Uważam, że w Internecie można znaleźć osoby młodsze niż rocznik '91, interesujące się RPG albo wręcz grające regularnie w tego typu gry. Choćby znana mi grupa kilkunastu osób, z róznych zakątków Polski, skupionych luźno wokół for o zbliżonej tematyce. Te kilkanaście osób to regularnie grajacy RPGowcy bądź osoby, które przynajmniej spróbowały "papierowego" RPG. Zdecydowana część z nich jest młodsza ode mnie; w tej grupie dominują osoby o roczniku '92-'94.
I nagle "młodzi erpegowcy" się znaleźli. Niestety - albo może i "stety" - żaden z nich nie ma pojęcia o tym, że istnieje coś takiego jak "fandom" (a tym bardziej - e-fandom), a tylko pojedyncze osoby z tamtego grona w ogóle kojarzą takie nazwy jak "Poltergeist" czy "Rebel". Co więcej, odnoszę wrażenie, że dla nich nowości w RPG stanęły na ~2004-2006 roku. Na przykład opinia, że "D&D 3.5 to świeży erpeg". W tej puli osób, pod względem popularności, dominują: WFRP (głównie 2nd, czasem 1st), D&D 3.0/3.5 i ewentualnie Neuroshima. Żadna z tych osób nie słyszała o "sewedżach" czy "wolzungu"...
I te osoby mają swoje niszowe fora po 2k20 aktywnych osób, niszowe PBFy, własne autorki.

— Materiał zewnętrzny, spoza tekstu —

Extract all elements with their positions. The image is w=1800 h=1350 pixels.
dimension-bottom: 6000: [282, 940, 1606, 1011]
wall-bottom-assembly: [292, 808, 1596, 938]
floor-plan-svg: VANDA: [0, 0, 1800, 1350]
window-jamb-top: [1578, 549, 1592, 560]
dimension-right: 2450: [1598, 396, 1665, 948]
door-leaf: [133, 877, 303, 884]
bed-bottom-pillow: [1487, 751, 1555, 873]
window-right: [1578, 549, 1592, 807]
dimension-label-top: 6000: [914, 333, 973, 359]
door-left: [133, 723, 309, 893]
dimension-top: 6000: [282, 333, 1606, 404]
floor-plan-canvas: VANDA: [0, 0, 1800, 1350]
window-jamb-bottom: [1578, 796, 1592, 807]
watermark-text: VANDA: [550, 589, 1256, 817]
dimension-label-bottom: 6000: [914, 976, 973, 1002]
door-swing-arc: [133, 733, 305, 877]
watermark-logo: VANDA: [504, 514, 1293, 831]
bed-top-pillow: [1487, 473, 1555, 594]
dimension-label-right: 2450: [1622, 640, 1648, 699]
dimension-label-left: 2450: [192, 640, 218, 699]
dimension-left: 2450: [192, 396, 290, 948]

Być może z jakiegoś powodu, najzwyczajniej dzisiejsza formuła "polskiego fandomu" nie jest najlepszym rozwiązaniem dla obecnych najmłodszych RPGowców? Warto zwrócić także uwagę na to, że wciąż pojawiają się "serwery role play" (serwery w grach cRPG/MMORPG, z naciskiem na pisemne odgrywanie postaci).